Il signor Pope ha ingannato gli italo-americani. I suoi giornali hanno diffuso i temi della propaganda senza saper cosa in effetti sia il fascismo. Come risultato, gli italo-americani si sono spesso chiamati fascisti senza sapere cosa significasse e non hanno compreso perché erano accolti con freddezza quando esprimevano ammirazione per Mussolini. Il signor Pope ha scelto di ignorare che in un paese libero la stampa deve illuminare il popolo.31

Ovviamente, diffondere l’idea di una «colonia» manipolata e inerme avrebbe dovuto facilitare la riconciliazione con la società americana, che durante la seconda Guerra Mondiale diffidò non poco degli emigrati italiani, temendo delle azioni di disturbo entro i propri confini.
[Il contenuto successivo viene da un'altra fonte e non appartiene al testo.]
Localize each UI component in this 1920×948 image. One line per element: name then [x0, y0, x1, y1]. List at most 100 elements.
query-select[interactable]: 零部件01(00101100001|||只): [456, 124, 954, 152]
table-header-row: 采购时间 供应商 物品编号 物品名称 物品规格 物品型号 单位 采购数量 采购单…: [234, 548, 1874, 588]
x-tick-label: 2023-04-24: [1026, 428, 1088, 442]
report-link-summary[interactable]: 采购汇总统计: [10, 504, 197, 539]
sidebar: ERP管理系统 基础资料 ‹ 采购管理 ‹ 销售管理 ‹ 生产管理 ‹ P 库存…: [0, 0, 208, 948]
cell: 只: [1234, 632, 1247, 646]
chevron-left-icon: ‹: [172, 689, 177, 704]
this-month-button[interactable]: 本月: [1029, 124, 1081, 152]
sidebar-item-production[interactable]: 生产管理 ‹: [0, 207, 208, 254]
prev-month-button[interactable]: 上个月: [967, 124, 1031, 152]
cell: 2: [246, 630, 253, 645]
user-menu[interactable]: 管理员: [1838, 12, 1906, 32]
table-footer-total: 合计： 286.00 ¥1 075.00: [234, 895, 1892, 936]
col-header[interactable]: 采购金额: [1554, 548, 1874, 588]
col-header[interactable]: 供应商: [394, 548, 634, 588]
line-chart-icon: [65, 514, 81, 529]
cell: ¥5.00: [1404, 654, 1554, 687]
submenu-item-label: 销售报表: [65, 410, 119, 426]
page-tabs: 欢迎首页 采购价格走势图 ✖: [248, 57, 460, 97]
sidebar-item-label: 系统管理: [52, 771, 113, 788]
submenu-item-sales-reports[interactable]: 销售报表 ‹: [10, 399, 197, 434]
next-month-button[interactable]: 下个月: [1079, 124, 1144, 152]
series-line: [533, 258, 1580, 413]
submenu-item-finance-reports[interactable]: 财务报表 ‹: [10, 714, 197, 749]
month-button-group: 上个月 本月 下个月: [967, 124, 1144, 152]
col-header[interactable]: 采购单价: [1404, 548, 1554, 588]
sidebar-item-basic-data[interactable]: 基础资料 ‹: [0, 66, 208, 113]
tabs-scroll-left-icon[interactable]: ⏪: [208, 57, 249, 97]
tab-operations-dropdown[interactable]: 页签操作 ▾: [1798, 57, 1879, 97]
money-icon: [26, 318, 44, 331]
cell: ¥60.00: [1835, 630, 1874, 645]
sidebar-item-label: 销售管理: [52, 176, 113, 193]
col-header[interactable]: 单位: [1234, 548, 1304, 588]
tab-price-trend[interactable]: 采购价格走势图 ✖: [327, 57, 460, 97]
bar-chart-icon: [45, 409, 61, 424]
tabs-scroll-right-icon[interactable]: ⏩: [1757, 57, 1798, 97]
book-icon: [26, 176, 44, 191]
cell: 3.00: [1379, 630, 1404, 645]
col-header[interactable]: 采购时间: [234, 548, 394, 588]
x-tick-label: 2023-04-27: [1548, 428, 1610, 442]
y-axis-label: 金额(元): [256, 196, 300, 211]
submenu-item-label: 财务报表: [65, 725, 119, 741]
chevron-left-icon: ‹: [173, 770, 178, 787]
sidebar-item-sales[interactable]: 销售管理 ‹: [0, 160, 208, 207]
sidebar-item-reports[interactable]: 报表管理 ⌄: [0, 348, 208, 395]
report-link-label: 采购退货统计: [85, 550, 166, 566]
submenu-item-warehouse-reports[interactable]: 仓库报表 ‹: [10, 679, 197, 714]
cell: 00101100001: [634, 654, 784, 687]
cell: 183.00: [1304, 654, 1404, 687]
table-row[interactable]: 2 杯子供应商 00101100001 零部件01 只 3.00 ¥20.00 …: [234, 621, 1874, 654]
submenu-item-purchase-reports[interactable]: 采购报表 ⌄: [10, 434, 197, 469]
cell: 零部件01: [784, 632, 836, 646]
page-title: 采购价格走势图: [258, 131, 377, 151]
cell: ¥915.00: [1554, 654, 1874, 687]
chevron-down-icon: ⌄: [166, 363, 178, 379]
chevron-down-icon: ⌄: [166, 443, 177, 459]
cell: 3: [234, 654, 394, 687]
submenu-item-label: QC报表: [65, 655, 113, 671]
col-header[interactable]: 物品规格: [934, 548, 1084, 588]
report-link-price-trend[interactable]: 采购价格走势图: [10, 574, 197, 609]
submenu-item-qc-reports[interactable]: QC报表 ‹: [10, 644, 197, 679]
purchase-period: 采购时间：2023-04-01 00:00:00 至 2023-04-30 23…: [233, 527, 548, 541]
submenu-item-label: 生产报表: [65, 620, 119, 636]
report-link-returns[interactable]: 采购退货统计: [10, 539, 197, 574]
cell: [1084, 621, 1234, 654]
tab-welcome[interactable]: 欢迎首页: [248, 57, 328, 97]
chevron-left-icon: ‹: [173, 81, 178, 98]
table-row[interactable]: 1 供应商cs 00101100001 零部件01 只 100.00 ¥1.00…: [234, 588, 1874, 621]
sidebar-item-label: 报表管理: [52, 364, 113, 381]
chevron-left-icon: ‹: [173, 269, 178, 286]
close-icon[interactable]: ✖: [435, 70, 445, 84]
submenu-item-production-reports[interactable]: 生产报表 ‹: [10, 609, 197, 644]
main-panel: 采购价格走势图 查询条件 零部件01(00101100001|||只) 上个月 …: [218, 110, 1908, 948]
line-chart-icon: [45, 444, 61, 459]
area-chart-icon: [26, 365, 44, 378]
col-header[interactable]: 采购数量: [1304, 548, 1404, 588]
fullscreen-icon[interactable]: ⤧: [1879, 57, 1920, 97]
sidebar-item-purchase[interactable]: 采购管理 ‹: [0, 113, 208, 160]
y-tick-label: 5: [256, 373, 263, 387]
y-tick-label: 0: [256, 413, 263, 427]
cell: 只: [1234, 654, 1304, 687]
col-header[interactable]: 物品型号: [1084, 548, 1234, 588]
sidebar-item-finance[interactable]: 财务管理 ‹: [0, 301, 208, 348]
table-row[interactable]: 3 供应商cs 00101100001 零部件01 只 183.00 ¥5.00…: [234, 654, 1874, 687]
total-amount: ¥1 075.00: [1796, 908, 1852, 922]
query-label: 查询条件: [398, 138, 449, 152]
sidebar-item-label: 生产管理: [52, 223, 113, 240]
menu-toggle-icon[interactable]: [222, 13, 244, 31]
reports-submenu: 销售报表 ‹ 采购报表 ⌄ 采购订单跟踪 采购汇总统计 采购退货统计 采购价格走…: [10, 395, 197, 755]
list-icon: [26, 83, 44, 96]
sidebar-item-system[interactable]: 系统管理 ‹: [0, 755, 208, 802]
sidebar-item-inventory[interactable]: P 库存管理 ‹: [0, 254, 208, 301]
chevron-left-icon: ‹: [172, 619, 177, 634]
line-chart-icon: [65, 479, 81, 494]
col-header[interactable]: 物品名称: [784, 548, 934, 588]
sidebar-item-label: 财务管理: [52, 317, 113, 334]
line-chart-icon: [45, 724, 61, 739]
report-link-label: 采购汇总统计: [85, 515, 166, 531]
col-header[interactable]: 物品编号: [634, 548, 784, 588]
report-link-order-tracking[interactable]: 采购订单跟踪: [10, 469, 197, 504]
Salvemini, Tresca e gli altri individuarono un colpevole di grande visibilità mediatica, quel Generoso Pope magnate dell’editoria che si era compromesso col regime e che continuò, fino al 1942, a ricevere sussidi da Mussolini per diffondere le idee fasciste in America, e lo trasformarono nel capro espiatorio perfetto per difendere gli interessi degli immigrati italiani.